A similar approach was taken in generating 'competitive' simulations of Power 5 periods. A series of simulations (*n* = 1,000) of Power 5 periods were ran between all combinations of teams. We once again used the probabilities of making versus missing shots from the inner and outer circles during the Power 5 period from each team to estimate scoring. To isolate the effect of Super Shot proportion, we matched the number of shots each team took in the simulations. We used the same truncated normal distribution mentioned in the previous section to select the matched number of shots each team would receive in the simulation.
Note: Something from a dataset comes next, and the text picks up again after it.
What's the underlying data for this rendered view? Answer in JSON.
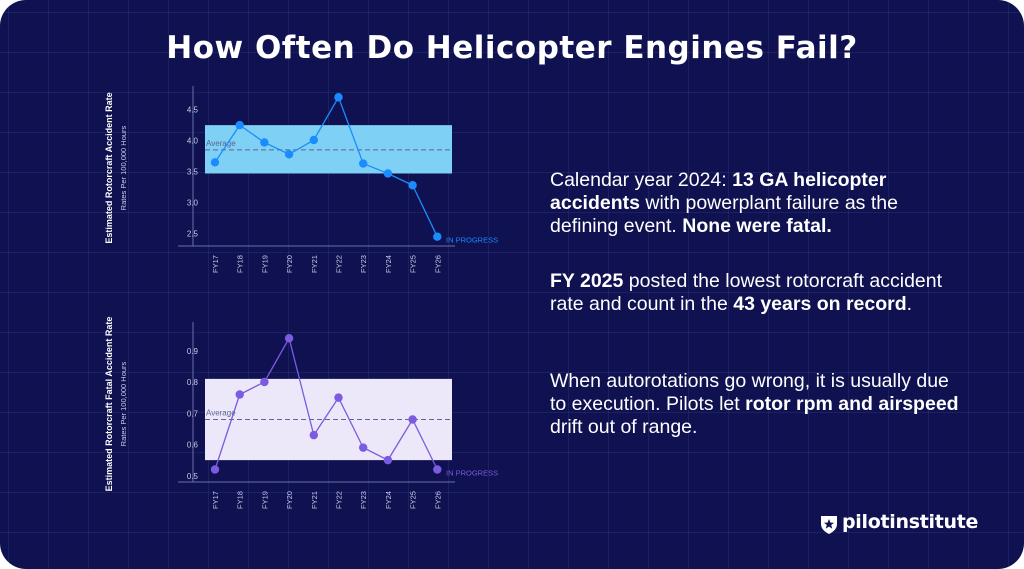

Each series of 1,000 simulations was repeatedly ran between all combinations of teams while altering the proportion of Super versus standard shots. For brevity in these simulations, the proportion of Super Shots taken by each team was altered from 0% to 100% at 25% increments - with every possible combination between teams simulated. Shot success was determined in the same manner as previously outlined (i.e. random number generator vs. value sampled from the teams shot success probability distribution). After the shots from both teams were simulated, each teams score was summed given the value of made standard and Super shots and the subsequent margin determined. We used a single linear regression model to understand the effect of the relative proportion of Super Shots taken between teams (i.e. independent variable) on margin (i.e. dependent variable).